Moreover, he continues, “Russian-speaking and Russian social-political activists, representatives of political parties which consider themselves to be on the left, the Social Democrats and the Centrists have said nothing as well.” And the major Russian websites in Estonia have ignored what is going on in Riga.

“This creates the impression,” he continues, “that in Estonia, the local Security Police has already successfully dealt with the suppression of any dissent” much as their predecessors did in pre-war Estonia, albeit with more modern methods, including “easily falsified electronic elections” and buying off ethnic Russians with grants and high pay.

“Silence in such conditions,” Klensky says, “means approval of the existing situation when democratic institutions have become decorations in the form of democracy.
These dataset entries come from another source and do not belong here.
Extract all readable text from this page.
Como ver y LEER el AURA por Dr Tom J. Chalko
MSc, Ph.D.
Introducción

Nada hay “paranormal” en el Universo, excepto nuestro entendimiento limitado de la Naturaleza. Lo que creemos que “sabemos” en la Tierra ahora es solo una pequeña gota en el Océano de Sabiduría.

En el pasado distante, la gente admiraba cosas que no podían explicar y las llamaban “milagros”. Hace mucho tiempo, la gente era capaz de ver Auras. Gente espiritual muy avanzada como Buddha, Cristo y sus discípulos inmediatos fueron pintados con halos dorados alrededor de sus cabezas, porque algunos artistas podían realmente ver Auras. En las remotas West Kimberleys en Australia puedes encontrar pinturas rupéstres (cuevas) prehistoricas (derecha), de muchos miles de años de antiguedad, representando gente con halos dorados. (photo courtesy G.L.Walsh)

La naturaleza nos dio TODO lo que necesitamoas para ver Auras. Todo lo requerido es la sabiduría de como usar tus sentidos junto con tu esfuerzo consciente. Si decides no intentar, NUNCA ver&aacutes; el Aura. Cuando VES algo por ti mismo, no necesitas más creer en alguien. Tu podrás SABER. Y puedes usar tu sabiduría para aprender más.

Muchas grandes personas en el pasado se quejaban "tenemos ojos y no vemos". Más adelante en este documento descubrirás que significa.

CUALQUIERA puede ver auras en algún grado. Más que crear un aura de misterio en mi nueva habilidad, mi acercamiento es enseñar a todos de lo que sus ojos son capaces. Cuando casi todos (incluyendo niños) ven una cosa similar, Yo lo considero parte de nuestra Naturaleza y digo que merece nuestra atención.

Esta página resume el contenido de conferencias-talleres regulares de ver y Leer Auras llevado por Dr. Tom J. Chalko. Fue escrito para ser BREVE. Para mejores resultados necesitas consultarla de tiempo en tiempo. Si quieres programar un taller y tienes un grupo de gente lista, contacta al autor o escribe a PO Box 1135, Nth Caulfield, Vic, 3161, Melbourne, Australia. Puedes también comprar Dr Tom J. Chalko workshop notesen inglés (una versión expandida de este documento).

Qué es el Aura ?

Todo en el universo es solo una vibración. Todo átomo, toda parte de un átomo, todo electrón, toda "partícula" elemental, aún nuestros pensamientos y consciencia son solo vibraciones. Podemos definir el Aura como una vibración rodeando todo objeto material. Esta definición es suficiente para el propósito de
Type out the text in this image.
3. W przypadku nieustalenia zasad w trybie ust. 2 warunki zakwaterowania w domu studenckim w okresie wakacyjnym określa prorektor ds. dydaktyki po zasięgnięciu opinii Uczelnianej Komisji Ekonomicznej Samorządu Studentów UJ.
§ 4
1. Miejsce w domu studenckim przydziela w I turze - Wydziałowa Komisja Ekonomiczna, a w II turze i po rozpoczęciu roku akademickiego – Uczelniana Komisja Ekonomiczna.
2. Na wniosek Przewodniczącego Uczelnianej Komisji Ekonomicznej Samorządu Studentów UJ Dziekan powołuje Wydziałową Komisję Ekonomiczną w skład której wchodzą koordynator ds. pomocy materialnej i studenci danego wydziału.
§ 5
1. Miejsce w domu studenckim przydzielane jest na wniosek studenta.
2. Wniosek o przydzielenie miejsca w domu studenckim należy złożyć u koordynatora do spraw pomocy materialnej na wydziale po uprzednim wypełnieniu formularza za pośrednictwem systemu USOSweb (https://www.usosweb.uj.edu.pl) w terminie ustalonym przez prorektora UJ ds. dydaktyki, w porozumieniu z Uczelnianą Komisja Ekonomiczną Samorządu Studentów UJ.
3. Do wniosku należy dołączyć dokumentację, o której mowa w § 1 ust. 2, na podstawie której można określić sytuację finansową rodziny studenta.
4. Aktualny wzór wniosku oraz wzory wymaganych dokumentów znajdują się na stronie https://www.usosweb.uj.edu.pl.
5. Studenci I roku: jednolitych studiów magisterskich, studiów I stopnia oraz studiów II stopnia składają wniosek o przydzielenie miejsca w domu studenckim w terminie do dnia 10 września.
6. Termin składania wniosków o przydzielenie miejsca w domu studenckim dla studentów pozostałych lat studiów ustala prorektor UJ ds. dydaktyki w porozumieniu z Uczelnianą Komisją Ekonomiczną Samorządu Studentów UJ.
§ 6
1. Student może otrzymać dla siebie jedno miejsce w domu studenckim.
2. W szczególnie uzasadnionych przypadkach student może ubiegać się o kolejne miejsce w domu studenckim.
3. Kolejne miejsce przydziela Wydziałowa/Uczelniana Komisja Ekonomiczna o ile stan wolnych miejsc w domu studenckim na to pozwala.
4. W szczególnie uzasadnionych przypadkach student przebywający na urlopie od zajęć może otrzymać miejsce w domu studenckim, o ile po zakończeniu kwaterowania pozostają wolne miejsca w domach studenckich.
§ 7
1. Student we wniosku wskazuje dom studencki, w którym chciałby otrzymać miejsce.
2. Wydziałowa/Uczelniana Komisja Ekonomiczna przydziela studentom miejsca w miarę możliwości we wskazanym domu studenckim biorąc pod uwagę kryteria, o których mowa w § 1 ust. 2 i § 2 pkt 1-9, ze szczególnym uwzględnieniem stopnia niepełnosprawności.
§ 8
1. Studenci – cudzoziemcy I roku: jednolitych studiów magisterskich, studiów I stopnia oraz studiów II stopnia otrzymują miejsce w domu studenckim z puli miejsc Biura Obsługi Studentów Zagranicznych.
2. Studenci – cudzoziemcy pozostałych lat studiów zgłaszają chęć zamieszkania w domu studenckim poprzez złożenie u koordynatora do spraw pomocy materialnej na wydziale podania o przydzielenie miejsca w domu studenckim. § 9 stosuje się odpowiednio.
The silence of the Russian and Russian-language population, almost a third of the population of the country, speaks to its moral-ethnic repression” by “an ethnocratic state.”

Klensky, of course, is not open to the possibility that the Baltic countries have treated the ethnic Russians sufficiently well that the overwhelming majority of them are loyal citizens even if they identify with Russian culture. But unfortunately, he is not the only one of whom that is true, and Moscow seems set to launch a new effort on the basis of its own misconception.